Adds a full PyHealth pipeline for electrode-level seizure onset zone (SOZ) localization from CCEP ECoG recordings, based on Norris et al. (2024). Includes a BIDS-compatible dataset class (CCEPECoGDataset), a task class (LocalizeSOZ) that preprocesses raw stimulation EEG into paired divergent/convergent response tensors, and two models (SPESResNet, SPESTransformer) for binary SOZ classification. An end-to-end example script demonstrates 5-fold patient-level cross-validation with per-fold normalization and an ablation study isolating the contribution of trial variability and the hybrid embedding in the transformer model.

Files to Review

  • pyhealth/datasets/ccep_ecog.py - CCEP ECoG dataset implementation
  • pyhealth/tasks/localize_soz.py - Localize SOZ task implementation
  • pyhealth/models/spes.py - SPES models implementation
  • tests/core/test_ccep_ecog.py - Dataset and task test suite
  • tests/core/test_spes.py - Model test suite
  • examples/ccep_ecog_localize_soz_spes.py - End-to-end example demonstrating dataset, task, and model usage
  • pyproject.toml - Added requirements specific to this implementation

@joshuasteier joshuasteier self-requested a review April 19, 2026 21:04
@joshuasteier
Copy link
Copy Markdown
Collaborator

Hi @mkoretsky1 , Kevin, and Darian, thanks for putting this together. A few items I'd like to see addressed, plus some smaller things.

Blockers

1. The Destrieux atlas .rda file may be missing.

get_destrieux_lobe in localize_soz.py does:

rda_path = Path(__file__).resolve().parent.parent / "destrieux.rda"
_destrieux_df = pyreadr.read_r(str(rda_path))["destrieux"]

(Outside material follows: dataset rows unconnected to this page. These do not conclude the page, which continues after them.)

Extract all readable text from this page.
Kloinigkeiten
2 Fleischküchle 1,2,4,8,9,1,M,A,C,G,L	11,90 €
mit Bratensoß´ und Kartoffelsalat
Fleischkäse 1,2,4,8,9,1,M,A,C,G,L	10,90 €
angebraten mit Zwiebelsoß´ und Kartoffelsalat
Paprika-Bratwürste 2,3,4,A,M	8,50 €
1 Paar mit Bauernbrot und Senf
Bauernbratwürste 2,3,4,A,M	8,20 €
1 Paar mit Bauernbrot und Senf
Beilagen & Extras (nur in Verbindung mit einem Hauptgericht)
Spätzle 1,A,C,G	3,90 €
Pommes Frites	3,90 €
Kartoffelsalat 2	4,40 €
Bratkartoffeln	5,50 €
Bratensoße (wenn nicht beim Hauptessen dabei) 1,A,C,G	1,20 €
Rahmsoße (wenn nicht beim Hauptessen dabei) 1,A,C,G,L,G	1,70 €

That resolves to pyhealth/destrieux.rda, but I don't see the file in the PR diff. If it's not committed, the except Exception: return "Unknown" fallback silently fires on every electrode and every sample gets electrode_lobe = region_to_index["Unknown"]. Could you confirm the .rda is either added to the PR or document how users obtain it? Either way, please change the silent except to log a warning (once per process) when the file is missing so this failure mode is visible.

2. Bare except: with state leak in process_metric_for_analysis.

try:
    ...
    response_df['distances'] = distances
    response_df = response_df.sort_values(by='distances', ascending=True)
except:
    print("Error with subject", subject)

The bare except: catches KeyboardInterrupt and SystemExit, prints, then the code keeps going with response_df and distances in whatever state they were in at the point of failure. Please change to except Exception as e: with a logger.warning and either return None or re-raise — continuing after a caught exception with partial state is dangerous.

3. Metadata CSV written into the data root.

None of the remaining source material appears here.